My favorites are Honduras mahogany and quartered English oak. I like my drawer sides to contrast the fronts, so I usually use mahogany with light-color drawer fronts, such as ash or sycamore, and oak with rosewood or walnut fronts. From time to time, I've also used teak for drawer sides because of its excellent wearing properties.
Wavy-graincamore can be nice on special cabinets where the visual quality of the sides is important, but the wood's interlocking grain planes poorly, and this can cause problems in drawer fitting. Working with the woods is easier with power tools.
I usually make my drawer fronts from the same wood as the carcass, and I save the highly figured sections for these most- visible parts. To make a stable front out of a wild-grain board, I may cut 8-in.-thick veneers and glue them to both sides of a mild-grain board of the same species.
2. Creating Pattern
I also use this method to create grain patterns on drawer fronts, such as a book-match between adjacent fronts, or when I don't have enough figured solid wood to cover the drawer fronts for an entire piece.
For consistency of movement and sheer convenience, I use the same timber for the backs as for the sides, machined to the same thickness. Wherever possible, I use the offcuts after having cut out the sides. For drawer bottoms, I almost always use solid cedar.
I love the smell, and so do my clients, but happily, the moths and worms do not. If I need to make extremely thin bottoms to get the maximum depth inside a drawer, I use thin plywood, such as 8-in.

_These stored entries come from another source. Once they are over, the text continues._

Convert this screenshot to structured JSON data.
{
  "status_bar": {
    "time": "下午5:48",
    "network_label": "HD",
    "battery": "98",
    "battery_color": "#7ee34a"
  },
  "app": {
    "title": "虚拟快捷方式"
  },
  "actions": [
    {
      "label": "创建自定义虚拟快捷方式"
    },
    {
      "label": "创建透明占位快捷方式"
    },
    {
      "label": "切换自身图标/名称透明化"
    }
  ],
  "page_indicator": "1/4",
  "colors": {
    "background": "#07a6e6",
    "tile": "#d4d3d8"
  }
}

Baltic birch, and then veneer it on both sides with cedar.
All drawer stock must be thoroughly dry and allowed to stabilize in your workshop. Sticker the planed boards in the warmest part of the shop for weeks, if possible. Allow the air to circulate around each board.
If your shop is not heated or as dry as it should be, bring the boards into the house. The relevance of this advice depends on the climate where you live and the destination of the furniture piece. I live in one of the wettest parts of Britain, where central heating is needed more than half the year.
Construction of the Drawer
Whether I'm building five drawers or 50, I group all my cutting, assembling and fitting work together so I complete each step on all the drawers before moving on. This exploits the fact that the more you repeat a process, the faster and more skillful you become
Before cutting out the parts for flush-fitting drawers, I go through the stickered boards and set aside any severely warped pieces. I then joint one edge of each board and rip the boards to width. I determine the widths by measuring the height of the openings on the carcass, then rip all the sides and fronts 1/16 in. wider so there's extra to be trimmed later.